EPA faces lawsuit over TSCA new chemicals programme transparencySource: Chemical Watch
Group pushes for more disclosure of PMN and TME submissions
16 September 2019 / Legal cases, Substance notification & inventories, TSCA, United States
By Lisa Martine Jenkins, Chemical Watch
Five environmental organisations and a labour union have signalled plans to sue the US EPA over its “repeated and ongoing failures” to comply with TSCA’s mandate to publicly disclose information about new chemicals reviews.
The 2016 amendments to TSCA require that the agency disclose receipt of new chemicals applications – including pre-manufacture notices (PMNs) and test marketing exemptions (TMEs) – within five days, and then subsequently make the notice and accompanying documentation available for examination by the public.
But in a 3 September notice of intent (NOI) to sue filed by Earthjustice on behalf of the six organisations, it says “despite the unambiguous language of the statutory provisions and EPA’s implementing regulations, EPA routinely fails to disclose the information as mandated by TSCA.”
The organisations involved in this action are:
- the Environmental Defense Fund (EDF);
- the Center for Environmental Health (CEH);
- the Environmental Health Strategy Center (EHSC);
- the Natural Resources Defense Council (NRDC);
- the Sierra Club; and
- the United Steel, Paper and Forestry, Rubber, Manufacturing, Energy, Allied Industrial Service Workers International Union, AFL-ClO/CLC (USW).

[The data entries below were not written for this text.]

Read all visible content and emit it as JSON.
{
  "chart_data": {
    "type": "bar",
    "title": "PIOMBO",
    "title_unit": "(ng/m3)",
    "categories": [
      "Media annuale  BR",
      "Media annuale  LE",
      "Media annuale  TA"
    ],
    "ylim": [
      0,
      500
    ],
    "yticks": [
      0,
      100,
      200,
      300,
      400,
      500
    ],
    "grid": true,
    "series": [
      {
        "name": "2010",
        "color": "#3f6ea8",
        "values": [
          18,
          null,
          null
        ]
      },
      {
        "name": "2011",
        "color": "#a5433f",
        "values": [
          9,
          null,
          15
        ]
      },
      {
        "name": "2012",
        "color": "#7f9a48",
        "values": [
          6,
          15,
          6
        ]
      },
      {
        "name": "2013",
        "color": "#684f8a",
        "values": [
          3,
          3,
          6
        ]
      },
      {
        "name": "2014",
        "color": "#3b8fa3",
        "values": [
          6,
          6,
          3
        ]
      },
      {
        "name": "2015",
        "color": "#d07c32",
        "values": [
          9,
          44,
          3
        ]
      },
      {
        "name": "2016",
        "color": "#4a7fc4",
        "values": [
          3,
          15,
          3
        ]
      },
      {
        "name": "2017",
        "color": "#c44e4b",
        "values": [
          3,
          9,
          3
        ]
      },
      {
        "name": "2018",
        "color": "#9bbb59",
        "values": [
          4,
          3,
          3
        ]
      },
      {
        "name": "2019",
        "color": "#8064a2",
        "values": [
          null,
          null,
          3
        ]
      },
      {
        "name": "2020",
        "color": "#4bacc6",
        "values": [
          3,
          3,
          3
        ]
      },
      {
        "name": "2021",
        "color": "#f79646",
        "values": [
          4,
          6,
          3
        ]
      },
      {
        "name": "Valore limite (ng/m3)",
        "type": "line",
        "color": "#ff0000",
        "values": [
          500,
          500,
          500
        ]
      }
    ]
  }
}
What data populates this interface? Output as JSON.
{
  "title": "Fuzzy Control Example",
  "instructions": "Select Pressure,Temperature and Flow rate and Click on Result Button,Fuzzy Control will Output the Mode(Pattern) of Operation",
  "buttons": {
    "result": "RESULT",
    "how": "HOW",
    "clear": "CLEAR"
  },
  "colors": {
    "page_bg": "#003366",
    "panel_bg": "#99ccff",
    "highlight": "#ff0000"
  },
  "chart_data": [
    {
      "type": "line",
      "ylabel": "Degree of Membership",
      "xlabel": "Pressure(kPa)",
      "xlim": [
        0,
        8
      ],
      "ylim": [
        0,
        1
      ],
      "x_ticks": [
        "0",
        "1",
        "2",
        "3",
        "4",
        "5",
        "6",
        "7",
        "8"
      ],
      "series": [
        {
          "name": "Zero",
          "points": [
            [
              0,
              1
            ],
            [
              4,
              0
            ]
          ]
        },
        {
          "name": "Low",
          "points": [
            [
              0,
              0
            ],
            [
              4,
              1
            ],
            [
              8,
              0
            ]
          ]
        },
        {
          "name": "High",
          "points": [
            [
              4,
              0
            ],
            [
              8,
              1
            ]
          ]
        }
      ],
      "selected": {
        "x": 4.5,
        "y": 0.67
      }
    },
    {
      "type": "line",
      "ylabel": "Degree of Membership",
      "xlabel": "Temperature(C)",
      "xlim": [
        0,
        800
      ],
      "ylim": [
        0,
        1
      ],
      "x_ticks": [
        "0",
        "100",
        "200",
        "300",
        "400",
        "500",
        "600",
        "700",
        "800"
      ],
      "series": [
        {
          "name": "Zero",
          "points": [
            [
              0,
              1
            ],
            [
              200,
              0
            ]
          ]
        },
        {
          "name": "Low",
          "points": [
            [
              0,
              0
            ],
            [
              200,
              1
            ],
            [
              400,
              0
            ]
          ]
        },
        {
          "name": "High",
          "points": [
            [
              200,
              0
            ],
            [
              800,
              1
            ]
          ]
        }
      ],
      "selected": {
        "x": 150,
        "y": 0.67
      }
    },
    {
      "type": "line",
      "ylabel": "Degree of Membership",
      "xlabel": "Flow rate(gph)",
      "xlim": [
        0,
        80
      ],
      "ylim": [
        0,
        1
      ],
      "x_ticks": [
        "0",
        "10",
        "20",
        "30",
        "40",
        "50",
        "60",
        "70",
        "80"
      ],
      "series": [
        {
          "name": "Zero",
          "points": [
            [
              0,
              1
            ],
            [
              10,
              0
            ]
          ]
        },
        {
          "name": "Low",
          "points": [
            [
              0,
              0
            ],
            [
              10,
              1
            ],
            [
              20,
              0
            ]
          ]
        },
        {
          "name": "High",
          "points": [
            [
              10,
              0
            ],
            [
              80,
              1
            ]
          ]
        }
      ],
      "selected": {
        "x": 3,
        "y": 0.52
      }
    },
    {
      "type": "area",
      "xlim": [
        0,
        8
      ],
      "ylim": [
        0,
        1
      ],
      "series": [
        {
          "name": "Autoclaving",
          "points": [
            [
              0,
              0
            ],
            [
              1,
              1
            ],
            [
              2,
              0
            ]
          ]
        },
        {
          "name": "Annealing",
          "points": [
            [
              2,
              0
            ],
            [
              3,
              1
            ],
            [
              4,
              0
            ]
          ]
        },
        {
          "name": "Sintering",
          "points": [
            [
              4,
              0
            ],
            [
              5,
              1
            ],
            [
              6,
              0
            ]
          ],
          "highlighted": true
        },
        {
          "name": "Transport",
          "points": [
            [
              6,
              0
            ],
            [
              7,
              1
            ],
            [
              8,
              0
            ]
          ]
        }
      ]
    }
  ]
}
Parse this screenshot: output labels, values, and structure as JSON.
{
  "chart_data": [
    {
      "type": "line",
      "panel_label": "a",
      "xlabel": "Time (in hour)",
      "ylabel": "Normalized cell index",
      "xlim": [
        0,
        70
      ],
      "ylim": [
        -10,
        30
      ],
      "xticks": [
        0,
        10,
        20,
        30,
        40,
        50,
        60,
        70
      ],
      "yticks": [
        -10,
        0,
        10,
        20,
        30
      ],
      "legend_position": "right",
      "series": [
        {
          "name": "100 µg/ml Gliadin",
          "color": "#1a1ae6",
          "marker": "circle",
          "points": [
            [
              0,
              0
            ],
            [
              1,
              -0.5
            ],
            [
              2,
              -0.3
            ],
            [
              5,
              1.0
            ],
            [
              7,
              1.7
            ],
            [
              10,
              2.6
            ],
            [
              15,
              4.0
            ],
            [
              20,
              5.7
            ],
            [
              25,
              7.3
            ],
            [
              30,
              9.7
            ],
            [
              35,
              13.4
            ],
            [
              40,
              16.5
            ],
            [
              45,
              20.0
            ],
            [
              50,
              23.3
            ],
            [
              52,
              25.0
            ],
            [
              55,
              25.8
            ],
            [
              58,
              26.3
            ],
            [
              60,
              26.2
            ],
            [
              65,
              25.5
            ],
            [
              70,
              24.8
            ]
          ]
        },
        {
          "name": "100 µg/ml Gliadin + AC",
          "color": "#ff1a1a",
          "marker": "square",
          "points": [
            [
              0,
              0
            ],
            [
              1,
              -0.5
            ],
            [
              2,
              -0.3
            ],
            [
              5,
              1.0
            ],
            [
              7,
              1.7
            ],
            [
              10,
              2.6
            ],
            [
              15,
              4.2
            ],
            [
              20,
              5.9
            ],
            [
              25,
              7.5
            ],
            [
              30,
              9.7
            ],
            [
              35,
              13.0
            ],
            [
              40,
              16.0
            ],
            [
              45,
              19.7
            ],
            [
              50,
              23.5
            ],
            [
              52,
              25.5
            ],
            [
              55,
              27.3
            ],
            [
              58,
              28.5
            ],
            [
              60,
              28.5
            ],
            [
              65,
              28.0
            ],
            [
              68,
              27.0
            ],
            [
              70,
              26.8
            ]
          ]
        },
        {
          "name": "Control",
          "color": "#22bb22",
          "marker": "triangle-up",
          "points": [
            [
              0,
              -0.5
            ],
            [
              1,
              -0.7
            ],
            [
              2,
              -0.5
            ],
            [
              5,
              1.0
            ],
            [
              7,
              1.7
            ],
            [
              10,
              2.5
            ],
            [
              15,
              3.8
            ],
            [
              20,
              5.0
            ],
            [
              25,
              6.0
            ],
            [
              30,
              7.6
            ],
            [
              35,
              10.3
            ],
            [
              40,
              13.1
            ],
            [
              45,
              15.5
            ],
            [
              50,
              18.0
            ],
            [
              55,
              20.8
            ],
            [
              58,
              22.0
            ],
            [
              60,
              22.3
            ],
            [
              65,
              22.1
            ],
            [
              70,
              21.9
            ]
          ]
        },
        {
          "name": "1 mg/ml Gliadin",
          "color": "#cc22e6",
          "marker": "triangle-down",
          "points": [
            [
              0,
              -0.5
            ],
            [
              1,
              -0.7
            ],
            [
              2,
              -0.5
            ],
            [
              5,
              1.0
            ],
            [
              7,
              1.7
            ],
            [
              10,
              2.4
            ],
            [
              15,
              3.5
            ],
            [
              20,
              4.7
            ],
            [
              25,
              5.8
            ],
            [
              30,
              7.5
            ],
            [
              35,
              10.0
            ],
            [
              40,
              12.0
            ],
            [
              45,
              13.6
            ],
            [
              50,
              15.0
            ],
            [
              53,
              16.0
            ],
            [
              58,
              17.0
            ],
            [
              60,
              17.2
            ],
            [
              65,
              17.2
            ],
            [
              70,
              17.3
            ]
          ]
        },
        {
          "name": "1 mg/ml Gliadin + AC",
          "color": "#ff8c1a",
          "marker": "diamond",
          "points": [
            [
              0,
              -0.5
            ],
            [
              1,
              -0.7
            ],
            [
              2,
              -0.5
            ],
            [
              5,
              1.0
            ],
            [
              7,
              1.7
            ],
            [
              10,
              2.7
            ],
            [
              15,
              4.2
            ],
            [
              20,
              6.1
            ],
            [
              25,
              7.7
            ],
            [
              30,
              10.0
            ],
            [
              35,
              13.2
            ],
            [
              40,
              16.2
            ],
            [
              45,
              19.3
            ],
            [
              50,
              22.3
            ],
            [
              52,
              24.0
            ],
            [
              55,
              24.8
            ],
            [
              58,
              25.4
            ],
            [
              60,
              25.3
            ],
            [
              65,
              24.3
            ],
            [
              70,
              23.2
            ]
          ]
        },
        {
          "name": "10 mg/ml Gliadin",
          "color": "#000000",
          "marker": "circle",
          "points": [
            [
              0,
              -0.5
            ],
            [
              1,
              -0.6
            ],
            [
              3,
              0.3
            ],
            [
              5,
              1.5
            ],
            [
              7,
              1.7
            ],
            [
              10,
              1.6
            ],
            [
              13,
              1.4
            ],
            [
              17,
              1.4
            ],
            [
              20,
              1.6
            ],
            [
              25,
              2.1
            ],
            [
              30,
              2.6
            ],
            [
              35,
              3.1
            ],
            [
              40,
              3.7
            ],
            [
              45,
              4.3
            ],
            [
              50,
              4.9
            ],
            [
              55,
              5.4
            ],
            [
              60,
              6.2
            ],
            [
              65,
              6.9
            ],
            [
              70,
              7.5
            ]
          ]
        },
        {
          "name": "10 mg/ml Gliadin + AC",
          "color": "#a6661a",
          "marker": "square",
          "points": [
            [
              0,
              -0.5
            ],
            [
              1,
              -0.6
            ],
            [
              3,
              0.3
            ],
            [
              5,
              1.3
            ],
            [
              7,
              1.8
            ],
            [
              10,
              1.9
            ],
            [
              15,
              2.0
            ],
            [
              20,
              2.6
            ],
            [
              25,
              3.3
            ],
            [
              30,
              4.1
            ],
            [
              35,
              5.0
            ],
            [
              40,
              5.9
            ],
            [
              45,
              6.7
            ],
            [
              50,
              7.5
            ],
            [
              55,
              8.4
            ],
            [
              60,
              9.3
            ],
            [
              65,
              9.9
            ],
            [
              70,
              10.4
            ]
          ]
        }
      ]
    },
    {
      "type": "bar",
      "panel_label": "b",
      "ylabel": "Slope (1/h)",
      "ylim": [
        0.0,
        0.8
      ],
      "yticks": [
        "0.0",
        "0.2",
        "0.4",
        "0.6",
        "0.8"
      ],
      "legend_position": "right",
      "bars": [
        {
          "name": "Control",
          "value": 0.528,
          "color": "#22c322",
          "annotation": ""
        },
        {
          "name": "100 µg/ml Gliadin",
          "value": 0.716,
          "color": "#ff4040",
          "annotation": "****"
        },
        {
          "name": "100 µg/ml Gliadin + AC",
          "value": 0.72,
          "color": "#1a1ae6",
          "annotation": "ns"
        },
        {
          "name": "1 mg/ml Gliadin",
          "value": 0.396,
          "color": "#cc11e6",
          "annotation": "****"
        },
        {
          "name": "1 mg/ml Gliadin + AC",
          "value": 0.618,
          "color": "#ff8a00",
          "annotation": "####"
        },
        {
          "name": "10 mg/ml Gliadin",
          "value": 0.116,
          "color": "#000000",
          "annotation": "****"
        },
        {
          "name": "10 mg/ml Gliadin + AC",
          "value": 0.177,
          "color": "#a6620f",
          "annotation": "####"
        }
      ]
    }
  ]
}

More specifically, the groups claim that the agency:
- fails to notify the public of PMN and TME receipts within five days and does not include all required information;
- fails to make PMNs, as well as their accompanying health and safety studies, safety data sheets (SDSs), substantiation documents and correspondences, available for examination by the public;
- does not make and publish determinations on at least 25% of the confidentiality claims received with PMN submissions; and
- does not review confidentiality claims even when the agency has a “reasonable basis to believe the information does not qualify for protection.”